Bajo Gaza, Israel muestra evidencia de que rehenes fueron retenidos en túneles.

En una base subterránea debajo de Khan Younis, un bastión de Hamas en el sur de la Franja de Gaza, las fuerzas militares israelíes dicen que cinco celdas con puertas con barrotes que una vez mantuvieron a rehenes secuestrados de Israel, ya habían sido construidas mucho antes.
Incluso los constructores del túnel prestaron un poco de atención a la decoración: Las paredes alicatadas de una pequeña cocina en la base estaban decoradas con un motivo pintoresco de teteras y tazas de té.
El ejército israelí dijo que aproximadamente 20 rehenes fueron retenidos en la base en diferentes momentos. Agregaron que basaron esa evaluación en testimonios recopilados de los rehenes, además de pruebas como el ADN. Según dijo el ejército, algunos fueron liberados entre los más de 100 rehenes liberados durante un alto el fuego de una semana a fines de noviembre. Mientras que otros, incluidos ancianos, fueron dispersados más tarde a otras ubicaciones en Gaza.
No ha habido confirmación independiente de la descripción israelí de la base, pero los detalles proporcionados a los medios israelíes por uno de los rehenes, quien fue liberado en noviembre y, según dijo Israel, mantenía en la base de Khan Younis, coinciden con algunas de esas afirmaciones.
Se estima que unas 240 personas fueron secuestradas durante el ataque liderado por Hamas el 7 de octubre al sur de Israel, en el cual murieron unas 1,200 personas, según informaron funcionarios israelíes. Según las autoridades de salud en el enclave, más de 25,000 gazatíes han muerto hasta el momento, la mayoría de ellos civiles, luego de un ataque directo de Israel.
Un periodista de The New York Times descendió el viernes por la mañana en el laberinto oscuro que lleva a la base bajo Khan Younis, escoltado por soldados e oficiales del ejército israelí, con el fin de mostrar las condiciones en las que los rehenes habrían sido retenidos.

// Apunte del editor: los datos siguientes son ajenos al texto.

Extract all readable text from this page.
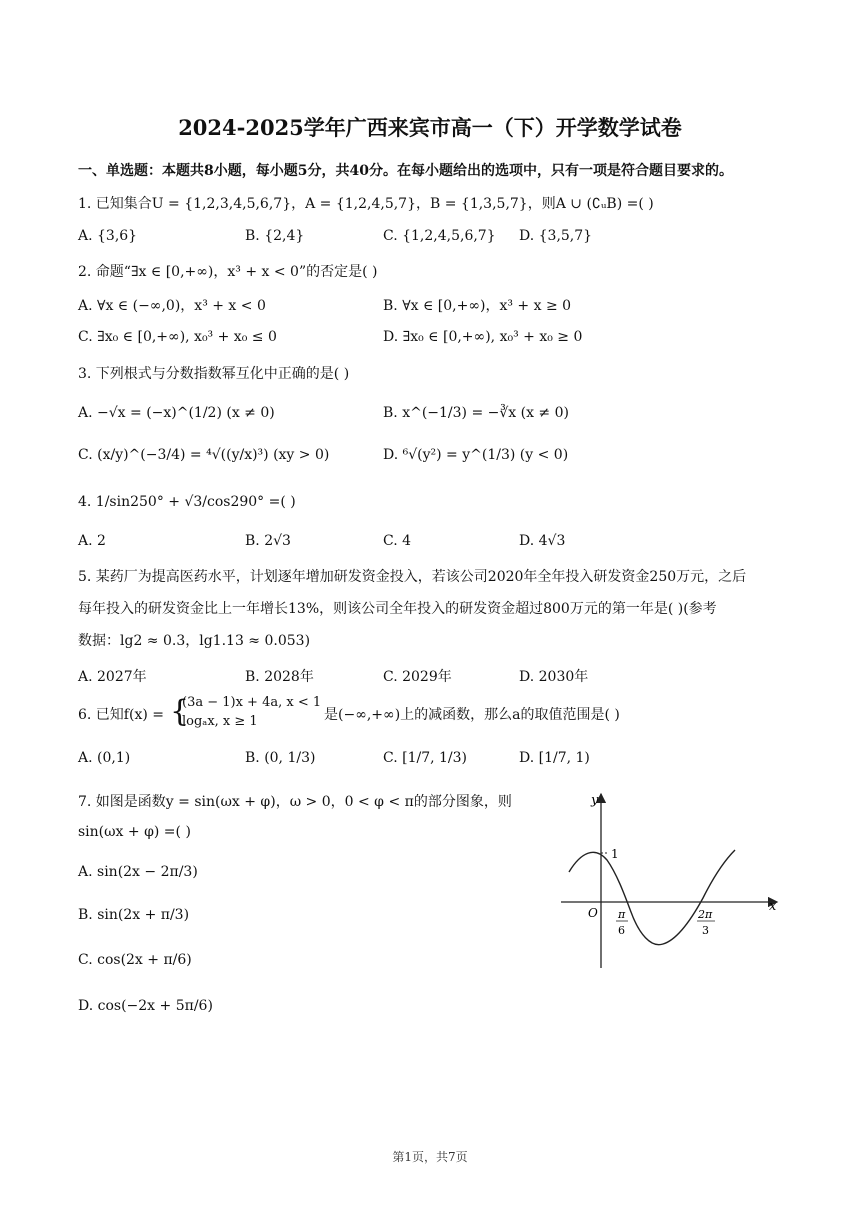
2024-2025学年广西来宾市高一（下）开学数学试卷
一、单选题：本题共8小题，每小题5分，共40分。在每小题给出的选项中，只有一项是符合题目要求的。
1. 已知集合U = {1,2,3,4,5,6,7}，A = {1,2,4,5,7}，B = {1,3,5,7}，则A ∪ (∁ᵤB) =( )
A. {3,6}	B. {2,4}	C. {1,2,4,5,6,7} D. {3,5,7}
2. 命题“∃x ∈ [0,+∞)，x³ + x < 0”的否定是( )
A. ∀x ∈ (−∞,0)，x³ + x < 0	B. ∀x ∈ [0,+∞)，x³ + x ≥ 0
C. ∃x₀ ∈ [0,+∞), x₀³ + x₀ ≤ 0	D. ∃x₀ ∈ [0,+∞), x₀³ + x₀ ≥ 0
3. 下列根式与分数指数幂互化中正确的是( )
A. −√x = (−x)^(1/2) (x ≠ 0)	B. x^(−1/3) = −∛x (x ≠ 0)
C. (x/y)^(−3/4) = ⁴√((y/x)³) (xy > 0)	D. ⁶√(y²) = y^(1/3) (y < 0)
4. 1/sin250° + √3/cos290° =( )
A. 2	B. 2√3	C. 4	D. 4√3
5. 某药厂为提高医药水平，计划逐年增加研发资金投入，若该公司2020年全年投入研发资金250万元，之后
每年投入的研发资金比上一年增长13%，则该公司全年投入的研发资金超过800万元的第一年是( )(参考
数据：lg2 ≈ 0.3，lg1.13 ≈ 0.053)
A. 2027年	B. 2028年	C. 2029年	D. 2030年
6. 已知f(x) = {
(3a − 1)x + 4a, x < 1
logₐx, x ≥ 1	是(−∞,+∞)上的减函数，那么a的取值范围是( )
A. (0,1)	B. (0, 1/3)	C. [1/7, 1/3)	D. [1/7, 1)
7. 如图是函数y = sin(ωx + φ)，ω > 0，0 < φ < π的部分图象，则
sin(ωx + φ) =( )
A. sin(2x − 2π/3)
B. sin(2x + π/3)
C. cos(2x + π/6)
D. cos(−2x + 5π/6)
y
x
O
1
π
6
2π
3
第1页，共7页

Una cámara con forma de arco en la boca del corredor que lleva a las celdas con puertas con barrotes estaba cubierta con una alfombra verde, como césped falso, y estaba llena de restos. En medio de una confusión de mantas con patrones florales y botellas de plástico se encontraban varios tubos vacíos etiquetados como RPG-7VR, un tipo de granada propulsada por cohete, y llevando el emblema de la Brigadas Al-Qassam del brazo militar de Hamas. En un rincón oscuro, había cuatro ventiladores de pie, un paquete de pañales desechables a medio usar y un estuche metálico de primeros auxilios de la Media Luna Roja de Palestina que contenía un paquete de guantes de látex y unas cuantas almohadillas de gasa selladas.

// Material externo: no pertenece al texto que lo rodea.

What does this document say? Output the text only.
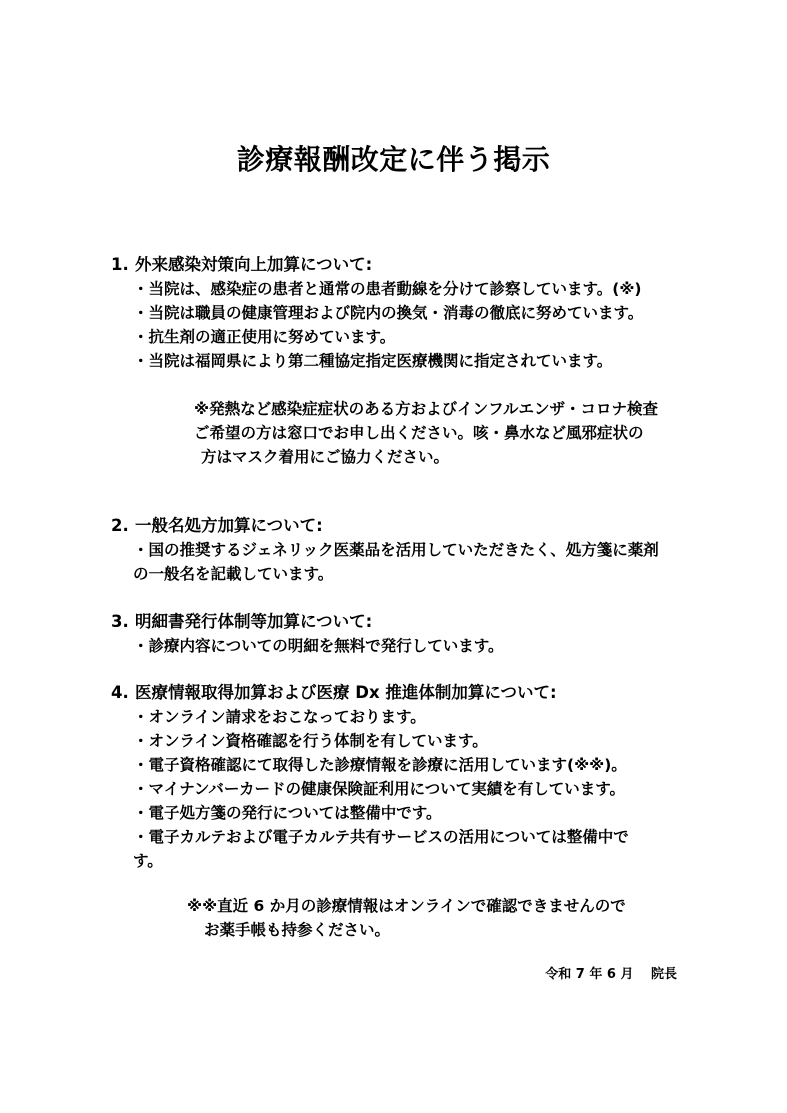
診療報酬改定に伴う掲示
1. 外来感染対策向上加算について:
・当院は、感染症の患者と通常の患者動線を分けて診察しています。(※)
・当院は職員の健康管理および院内の換気・消毒の徹底に努めています。
・抗生剤の適正使用に努めています。
・当院は福岡県により第二種協定指定医療機関に指定されています。
※発熱など感染症症状のある方およびインフルエンザ・コロナ検査
ご希望の方は窓口でお申し出ください。咳・鼻水など風邪症状の
方はマスク着用にご協力ください。
2. 一般名処方加算について:
・国の推奨するジェネリック医薬品を活用していただきたく、処方箋に薬剤
の一般名を記載しています。
3. 明細書発行体制等加算について:
・診療内容についての明細を無料で発行しています。
4. 医療情報取得加算および医療 Dx 推進体制加算について:
・オンライン請求をおこなっております。
・オンライン資格確認を行う体制を有しています。
・電子資格確認にて取得した診療情報を診療に活用しています(※※)。
・マイナンバーカードの健康保険証利用について実績を有しています。
・電子処方箋の発行については整備中です。
・電子カルテおよび電子カルテ共有サービスの活用については整備中で
す。
※※直近 6 か月の診療情報はオンラインで確認できませんので
お薬手帳も持参ください。
令和 7 年 6 月　 院長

La visita guiada a la base tuvo lugar cuando Israel, después de más de 100 días de combates en Gaza, parecía estar cada vez más dividido entre los duelos militares de desmantelar tanto la capacidad militar como el gobierno de Hamas y del rescate de los 130 rehenes restantes, lo que requerirá un acuerdo diplomático que probablemente involucre un alto al fuego. Al menos 25 de los rehenes ya han sido declarados muertos y muchos israelíes temen que el tiempo se esté agotando para el resto. La ofensiva militar se ha ralentizado, complicada por la magnitud y la sofisticación de la extensa red de túneles de Hamas que cruzan el enclave palestino, que se extiende durante cientos de millas, según la inteligencia israelí.
El número de muertos en Gaza aumentó la presión internacional sobre Israel para poner fin a la guerra. Por encima del suelo, gran parte de Gaza está en ruinas.

El ejército israelí dijo que algunos rehenes fueron retenidos en la cámara central y otros en las celdas estrechas con puertas con barrotes. Las celdas tenían paredes alicatadas blancas rotas por una franja púrpura vertical con un inodoro y un fregadero en la parte trasera de cada una; algunas también tenían una pequeña boquilla de ducha. Los soldados que acompañaban a los periodistas dijeron que se habían encontrado cabellos en las celdas, así como un sujetador. Un calentador proporcionaba agua caliente cuando había electricidad.
Los rehenes mantenidos en la base apenas tendrían sentido del tiempo bajo tierra, o de la destrucción que estaba teniendo lugar en la superficie.

Emergiendo de nuevo a la luz del sol dos horas después de entrar en el túnel, el silencio subterráneo fue reemplazado para los reporteros que viajaban con el ejército israelí el viernes por los sonidos de la guerra. Un dron zumbaba en el cielo.